To the best of our knowledge, this is the first study to report on the design of an untethered exoskeleton that allows individuals with physical disabilities to don and operate the device without researcher intervention. Individuals with CP were able to don and control the device to the point of walking with assistance (either on their own or with caregiver aid) in an average of just 4 min, suggesting that future deployment in clinical and home settings may be realistic. While the mobile app allows the user to modify exoskeleton tuning parameters, we envision that the user would not need to adjust tuning parameters after the initial device fitting and tuning process with a trained physical therapist or researcher. The rate of improvement over three attempts suggests that donning and setup time would likely decrease further with continued use. For example, one participant (CP5), a determined teen with upper- and lower-extremity spastic hemiplegia, had considerable difficulty donning the device on his own but improved his time by almost 3 min with practice (Fig. 7D). When prompted for feedback on the design, comfort, and control of the exoskeleton, users and caregivers tended to comment favorably on the low hardware profile on the shank and waist, low device weight, shank and waist interface comfort, quick don and doff times, and intuitive torque assistance. Donning the shoes and cuffs was similar to typical AFOs and the waist straps only needed to be adjusted once. The System Usability Scale questionnaire score of 81.8 ± 8.4 (excellent) was comparable to a commercial robotic device (Ekso GT, score: 83) and better than another pre-market devices (PASfinal, score: 59.5) [51].

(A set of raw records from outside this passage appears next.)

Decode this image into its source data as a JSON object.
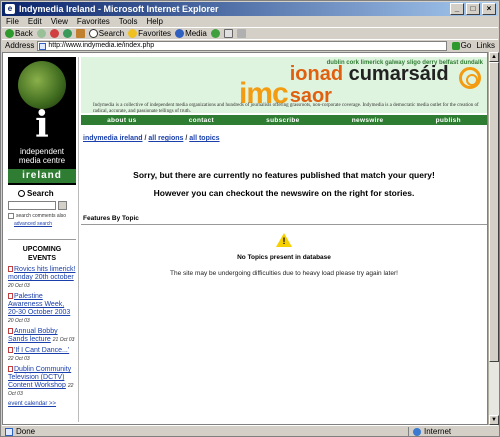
{
  "window": {
    "title": "Indymedia Ireland - Microsoft Internet Explorer",
    "controls": [
      "_",
      "□",
      "×"
    ]
  },
  "menu": [
    "File",
    "Edit",
    "View",
    "Favorites",
    "Tools",
    "Help"
  ],
  "toolbar": {
    "back": "Back",
    "search": "Search",
    "favorites": "Favorites",
    "media": "Media"
  },
  "address": {
    "label": "Address",
    "url": "http://www.indymedia.ie/index.php",
    "go": "Go",
    "links": "Links"
  },
  "status": {
    "text": "Done",
    "zone": "Internet"
  },
  "logo": {
    "letter": "i",
    "line1": "independent",
    "line2": "media centre",
    "line3": "ireland"
  },
  "search": {
    "title": "Search",
    "check_label": "search comments also",
    "advanced": "advanced search"
  },
  "events": {
    "title": "UPCOMING EVENTS",
    "items": [
      {
        "title": "Rovics hits limerick! monday 20th october",
        "date": "20 Oct 03"
      },
      {
        "title": "Palestine Awareness Week, 20-30 October 2003",
        "date": "20 Oct 03"
      },
      {
        "title": "Annual Bobby Sands lecture",
        "date": "21 Oct 03"
      },
      {
        "title": "'If I Cant Dance...'",
        "date": "22 Oct 03"
      },
      {
        "title": "Dublin Community Television (DCTV) Content Workshop",
        "date": "22 Oct 03"
      }
    ],
    "calendar": "event calendar >>"
  },
  "header": {
    "cities": "dublin cork limerick galway sligo derry belfast dundalk",
    "imc": "imc",
    "name_a": "ionad ",
    "name_b": "cumarsáid",
    "name_c": " saor",
    "tagline": "Indymedia is a collective of independent media organizations and hundreds of journalists offering grassroots, non-corporate coverage. Indymedia is a democratic media outlet for the creation of radical, accurate, and passionate tellings of truth."
  },
  "nav": [
    "about us",
    "contact",
    "subscribe",
    "newswire",
    "publish"
  ],
  "breadcrumb": {
    "a": "indymedia ireland",
    "b": "all regions",
    "c": "all topics",
    "sep": " / "
  },
  "main": {
    "message1": "Sorry, but there are currently no features published that match your query!",
    "message2": "However you can checkout the newswire on the right for stories.",
    "section_title": "Features By Topic",
    "warn_symbol": "!",
    "no_topics": "No Topics present in database",
    "difficulty": "The site may be undergoing difficulties due to heavy load please try again later!"
  },
  "colors": {
    "accent_green": "#2e7d32",
    "brand_orange": "#f39c12",
    "link_blue": "#1a3faa"
  }
}
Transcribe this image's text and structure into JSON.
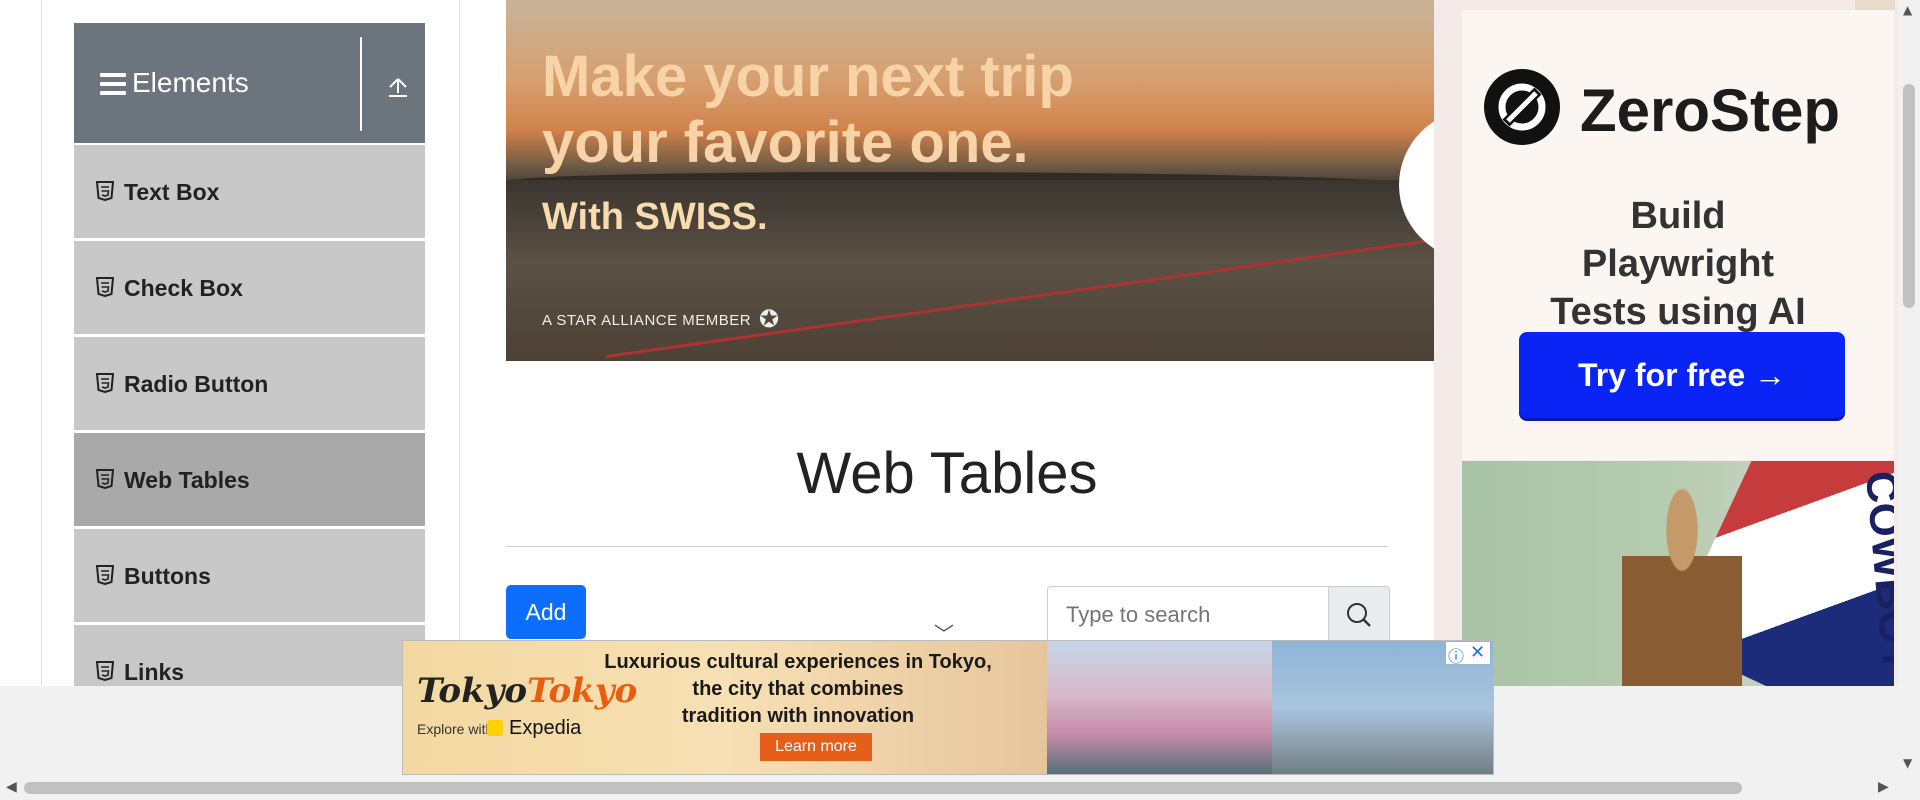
{
  "sidebar": {
    "group_title": "Elements",
    "items": [
      {
        "label": "Text Box",
        "active": false
      },
      {
        "label": "Check Box",
        "active": false
      },
      {
        "label": "Radio Button",
        "active": false
      },
      {
        "label": "Web Tables",
        "active": true
      },
      {
        "label": "Buttons",
        "active": false
      },
      {
        "label": "Links",
        "active": false
      }
    ]
  },
  "banner_ad": {
    "headline": "Make your next trip your favorite one.",
    "subline": "With SWISS.",
    "footnote": "A STAR ALLIANCE MEMBER"
  },
  "main": {
    "title": "Web Tables",
    "add_label": "Add",
    "search_placeholder": "Type to search"
  },
  "right_ad": {
    "brand": "ZeroStep",
    "tagline": "Build Playwright Tests using AI",
    "cta": "Try for free →",
    "cta_color": "#0a24f5"
  },
  "photo_ad": {
    "sash_text": "COWBOY"
  },
  "bottom_ad": {
    "logo_a": "Tokyo",
    "logo_b": "Tokyo",
    "explore": "Explore with",
    "partner": "Expedia",
    "copy_line1": "Luxurious cultural experiences in Tokyo,",
    "copy_line2": "the city that combines",
    "copy_line3": "tradition with innovation",
    "cta": "Learn more"
  },
  "colors": {
    "sidebar_header": "#6c757d",
    "menu_item": "#c8c8c8",
    "menu_item_active": "#a9a9a9",
    "add_button": "#0d6efd"
  }
}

While small cohort exoskeleton studies are common [3, 13, 14, 25, 52], we acknowledge that a limitation to this study was the small sample sizes used for statistical analysis and encourage the reader to interpret group-level results and statistical significance with caution. Another limitation of this study was that the battery used during the experiments provided just 37 min of walking duration at the average torque used across both cohorts (~ 22 Nm). While we met and exceeded our goal of completing performance testing with a battery meeting the typical ambulatory duration of a standard physical therapy session (20–35 min [23, 24]), the battery used in this study would be insufficient for all day use. However, we theorize that in the future deployment of this or similar commercial exoskeleton systems, users may prefer to minimize adding mass to the body by interchanging multiple batteries throughout the day.

Conclusion

This study reported on the design and initial testing of a new, lightweight ankle exoskeleton. We validated custom low-profile joint-level sensing and achieved one of (if not) the lightest reported distal mass placements of any tethered or untethered powered ankle exoskeleton. The device performed well across a range of ambulatory conditions, walking abilities, and body sizes, reducing incline walking energy consumption in unimpaired adults and improving maximal exertion stair climbing distance in children and adults with CP. Our device was effective for children with CP as light as 38 kg and unimpaired adults as heavy as 92 kg, suggesting that 0.30–0.35 Nm/kg peak plantarflexor assistance and 0.03–0.05 Nm/kg dorsiflexor assistance was sufficient to improve ambulatory performance. All of our unimpaired participants and most of our participants with CP were able to don and initiate user-calibrated ankle assistance in under 5 min without researcher intervention. Future work will continue to explore the effectiveness of adaptive ankle exoskeleton assistance across a multitude of challenging terrains for unimpaired and impaired participants.